In a similar manner, we must periodically allocate a small portion of our investible surplus for investing in completely offbeat ideas - Look around for investment opportunities based on ideas that emanate from the innards of your own mind which are entirely different from ideas that originate from:
- Blogs
- Websites
- Annual Reports
- Newspapers, magazines, books
- Interviews
- TV
- Friends
- Brokers
- Mutual Funds, Portfolio Managers, Investment Experts
- Telemarketing Calls
Some examples of the thinking process involved:
- You / your family & friends are consuming some product / service that is "New" (New restaurant chain, new super-hit movie, new type of food/clothing/shelter, temptation to go back to your old PSU bank for the benefit of their "Familiar services", etc.)
- Dramatic / drastic changes in the social / political environment that trigger new investment ideas (Increasing social unrest, thefts, etc.? Look for security companies.)

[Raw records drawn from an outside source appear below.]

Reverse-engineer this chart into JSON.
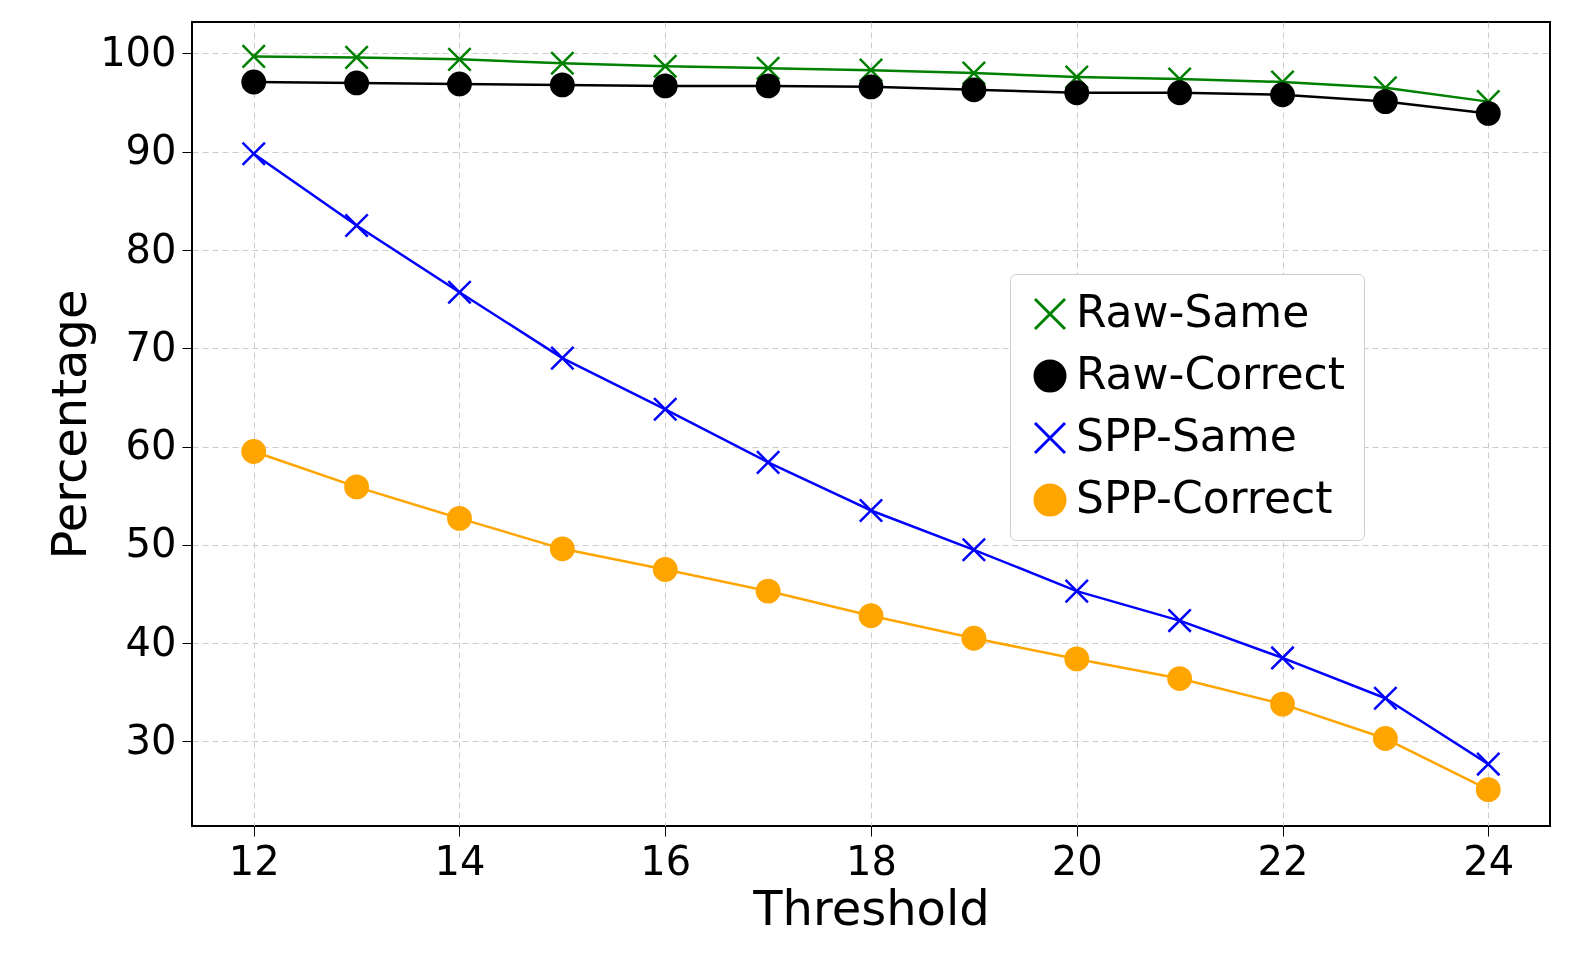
{
  "chart_data": {
    "type": "line",
    "xlabel": "Threshold",
    "ylabel": "Percentage",
    "x": [
      12,
      13,
      14,
      15,
      16,
      17,
      18,
      19,
      20,
      21,
      22,
      23,
      24
    ],
    "series": [
      {
        "name": "Raw-Same",
        "color": "#008000",
        "marker": "cross",
        "values": [
          99.7,
          99.6,
          99.4,
          99.0,
          98.7,
          98.5,
          98.3,
          98.0,
          97.6,
          97.4,
          97.1,
          96.5,
          95.1
        ]
      },
      {
        "name": "Raw-Correct",
        "color": "#000000",
        "marker": "circle",
        "values": [
          97.1,
          97.0,
          96.9,
          96.8,
          96.7,
          96.7,
          96.6,
          96.3,
          96.0,
          96.0,
          95.8,
          95.1,
          93.9
        ]
      },
      {
        "name": "SPP-Same",
        "color": "#0000ff",
        "marker": "cross",
        "values": [
          89.8,
          82.5,
          75.7,
          69.0,
          63.8,
          58.4,
          53.5,
          49.5,
          45.3,
          42.3,
          38.5,
          34.4,
          27.7
        ]
      },
      {
        "name": "SPP-Correct",
        "color": "#ffa500",
        "marker": "circle",
        "values": [
          59.5,
          55.9,
          52.7,
          49.6,
          47.5,
          45.3,
          42.8,
          40.5,
          38.4,
          36.4,
          33.8,
          30.3,
          25.1
        ]
      }
    ],
    "xlim": [
      11.4,
      24.6
    ],
    "xticks": [
      12,
      14,
      16,
      18,
      20,
      22,
      24
    ],
    "ylim": [
      21.4,
      103.2
    ],
    "yticks": [
      30,
      40,
      50,
      60,
      70,
      80,
      90,
      100
    ],
    "grid": true,
    "legend": "right",
    "line_style": "solid"
  }
}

- Unexpected natural / man-made disasters that trigger new investment ideas (Earthquake in Gujarat? Sell holdings in Gujarat based companies with an intention of buying them back at lower levels. Swine flu? Look around for pharma companies with the right vaccine in their portfolio.)
Obviously, a couple of riders would be apt at this moment:
- Often, these investment ideas should be made for the really long term (5-10 years and beyond)
- Be aware that these are high-risk investments
- Put in money in a staggered manner
- While you must put in small amounts, it should be material in nature (While you should not put 90% of your portfolio in these investments, you must not put in 0.001% of your portfolio in these investments either.) Essentially, if the capital erodes by 95%, you must not suffer a heart attack. On the other hand, if it turns into a 100-bagger, it should make you richer in a materially siginificant manner.
Think about it. Enjoy safe & profitable investing!